The once and future information society (original) (raw)

In the late twentieth century, many social scientists and other social commentators came to characterize the world as evolving into an "information society." Central to these claims was the notion that new social uses of information, and particularly application of scientific knowledge, are transforming social life in fundamental ways. Among the supposed transformations are the rise of intellectuals in social importance, growing productivity and prosperity stemming from increasingly knowledge-based economic activity, and replacement of political conflict by authoritative, knowledge-based decision-making. We trace these ideas to their origins in the Enlightenment doctrines of Saint Simon and Comte, show that empirical support for them has never been strong, and consider the durability of their social appeal. Intellectuals love to vie in the effort to name their own ageto define the essential and salient qualities that distinguish the times in which they live from every other.
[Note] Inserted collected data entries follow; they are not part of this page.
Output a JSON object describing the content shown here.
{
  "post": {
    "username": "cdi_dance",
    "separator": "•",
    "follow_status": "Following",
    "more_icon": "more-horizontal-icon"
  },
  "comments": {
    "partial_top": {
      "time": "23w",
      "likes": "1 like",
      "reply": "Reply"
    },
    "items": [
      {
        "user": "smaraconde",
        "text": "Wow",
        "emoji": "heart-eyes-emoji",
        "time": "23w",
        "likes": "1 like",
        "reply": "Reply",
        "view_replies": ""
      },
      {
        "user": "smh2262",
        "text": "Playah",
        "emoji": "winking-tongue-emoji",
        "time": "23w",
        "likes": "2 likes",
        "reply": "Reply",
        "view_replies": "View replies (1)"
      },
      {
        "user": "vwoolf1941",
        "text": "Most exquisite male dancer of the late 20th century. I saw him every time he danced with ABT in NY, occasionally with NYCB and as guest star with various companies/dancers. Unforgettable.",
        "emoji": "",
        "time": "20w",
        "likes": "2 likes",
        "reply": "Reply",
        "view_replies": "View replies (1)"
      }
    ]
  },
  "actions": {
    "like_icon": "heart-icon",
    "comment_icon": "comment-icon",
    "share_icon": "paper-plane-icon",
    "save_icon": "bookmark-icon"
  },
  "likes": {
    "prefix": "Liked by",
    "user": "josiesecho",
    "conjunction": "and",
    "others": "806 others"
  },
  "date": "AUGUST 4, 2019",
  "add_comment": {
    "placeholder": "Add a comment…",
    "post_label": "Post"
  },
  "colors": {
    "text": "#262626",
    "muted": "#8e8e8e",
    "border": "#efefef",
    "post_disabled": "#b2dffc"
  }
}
In the closing decades of the twentieth century, the upper hand in this struggle often seemed to go those insisting that we were entering an "Information Society." Beginning in the 1960s the idea took hold among many social scientists that information had assumed a new and decisive role in human affairs. For exponents of this idea, social processes based on innovative information uses, and particularly the transformation of information into authoritative knowledge, manifestly represented the distinguishing feature of the age. Characterizing the world's "advanced" societies as "information societies" became as axiomatic as bracketing other eras as "Neolithic societies" or "feudal societies."